When we enlightened them with what we'd found I was subsequently told, within a few days, that we [the investigations unit] weren't allowed to talk to journalists and that he [the Information Commissioner] would deal with the press. It was fear, they were frightened.

We told them what our plan of action was. We intended to put together 30 or 40 prosecution packages and then go for conspiracy, which would involve the blaggers, the private detectives, the corrupt sellers of the information, right up to the journalists.

When I mentioned the press, I still remember the words which one of them said: "We can't take them on, they're too big for us."

I remember thinking, "It's our job to take them on and if we can't take them on, who does take them on?" As an ex-police officer for 30 years and a detective, there's nothing worse than having a damned good case and somebody tells you, "You can't go and interview the suspect".

If you don't ask questions you don't get answers. I feel that had we been given the opportunity to interview some of the reporters we might have got a hint about this hacking because it was totally unknown at that time.

The biggest question that needed answering was why did the reporters want all these numbers and what were they doing with them?

I knew about phone-tapping but I knew there were complicated issues involved in phone tapping so we dismissed that. Had we been given the opportunity to investigate more thoroughly and interview journalists it may well have identified that phone-hacking existed – instead of waiting for the Mulcaire case to break. If we had identified this in 2003 then perhaps a lot of this would never have happened.

I was not present at the Whittamore court case but I was told that the first thing the judge said was a comment about not seeing any journalists in the dock.

If newspapers and reporters had seen the ICO going into their premises or arranging to interview journalists I think it would have sent a lot stronger message out than publishing a report 13 months later.

I feel the investigation should have been conducted a lot more vigorously, a lot more thoroughly, and it may have revealed a lot more information. I know it's difficult to tell all the victims but isn't that the Information Commissioner's job?

There are thousands of people out there who still don't know they've been victims. When I was in the police I was always taught that your victim is your most important person.

I was disappointed and somewhat disillusioned with the senior management because I felt as though they were burying their heads in the sand. It was like being on an ostrich farm.

The impression being given is that they never prosecuted the press because they were so disappointed with the [Whittamore] result of a conditional discharge.

But by then it was too late and, in any case, we knew virtually from the start of that inquiry that no journalist was ever going to get prosecuted.

To be honest it made a bit of a farce of the investigation.

Were these methods illegal?

The transactions which are contained in Stephen Whittamore's files range from area and occupancy searches to criminal records checks and inquiries into vehicle registrations.

Area and occupancy searches

Area and address occupancy searches may have been procured illicitly but would provide no prospect of a prosecution, even when there was no public interest defence in requesting the information.
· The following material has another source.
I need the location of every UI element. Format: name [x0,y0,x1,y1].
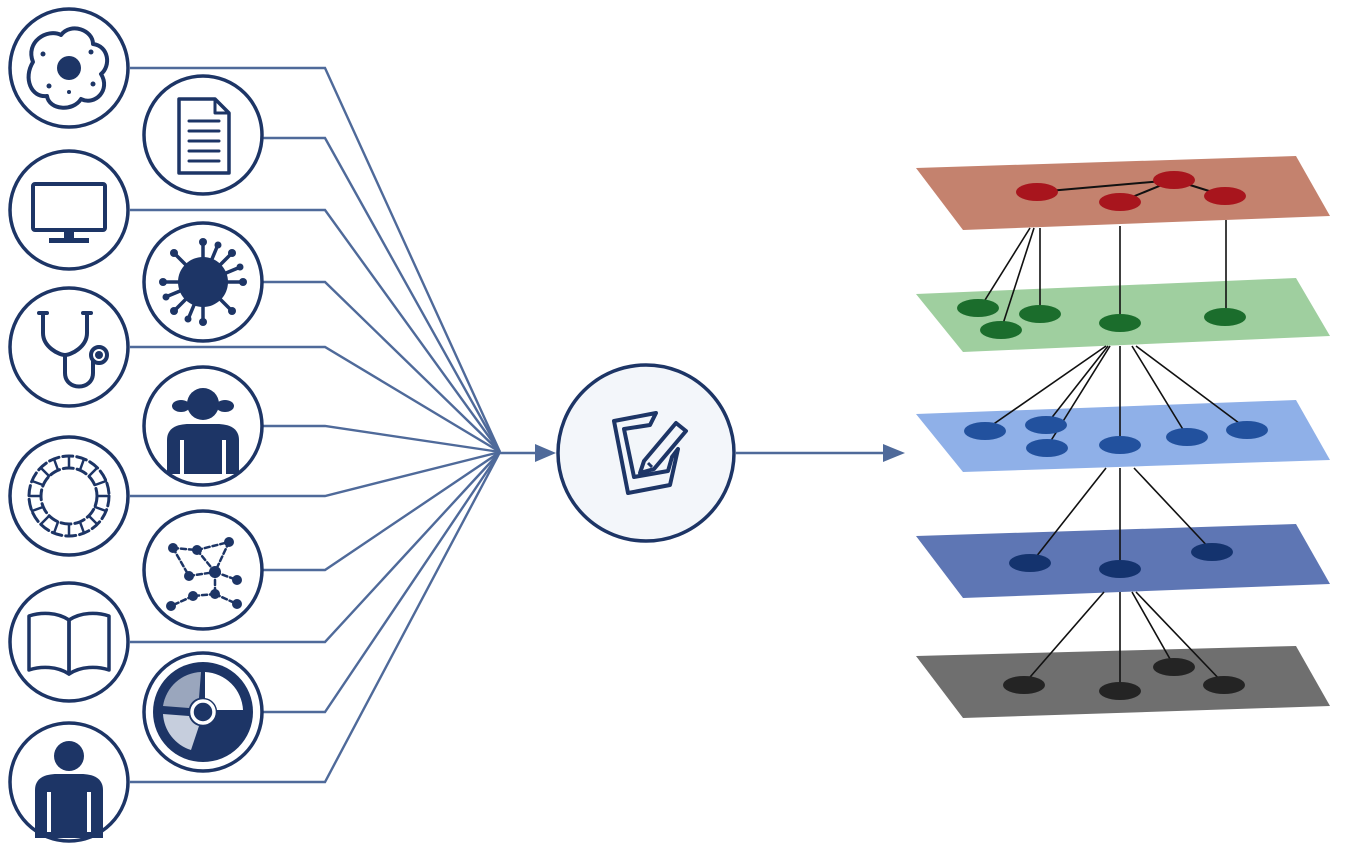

This is because the requester of the information could claim an expectation that the investigator would acquire the details through legitimate means, such as by consulting an electoral roll in a public library, for instance.

Ex-directory checks, phone 'conversions' and friends and family searches

This would be information obtained from a phone company and might be in breach of Section 55 of the Data Protection Act (which came into effect in March 2000 and carries a maximum fine of £5,000) unless Whittamore had obtained them from a friend or relative. These searches could be legally defended if the inquiry was in the public interest.

Searches of the police national computer or the DVLA database

Serious. Not only would they be a breach of the Data Protection Act but in serious cases, where there was no public interest in the inquiry, the requester of the information might be charged with aiding and abetting misconduct in public office by the person supplying the information, which could carry a jail sentence.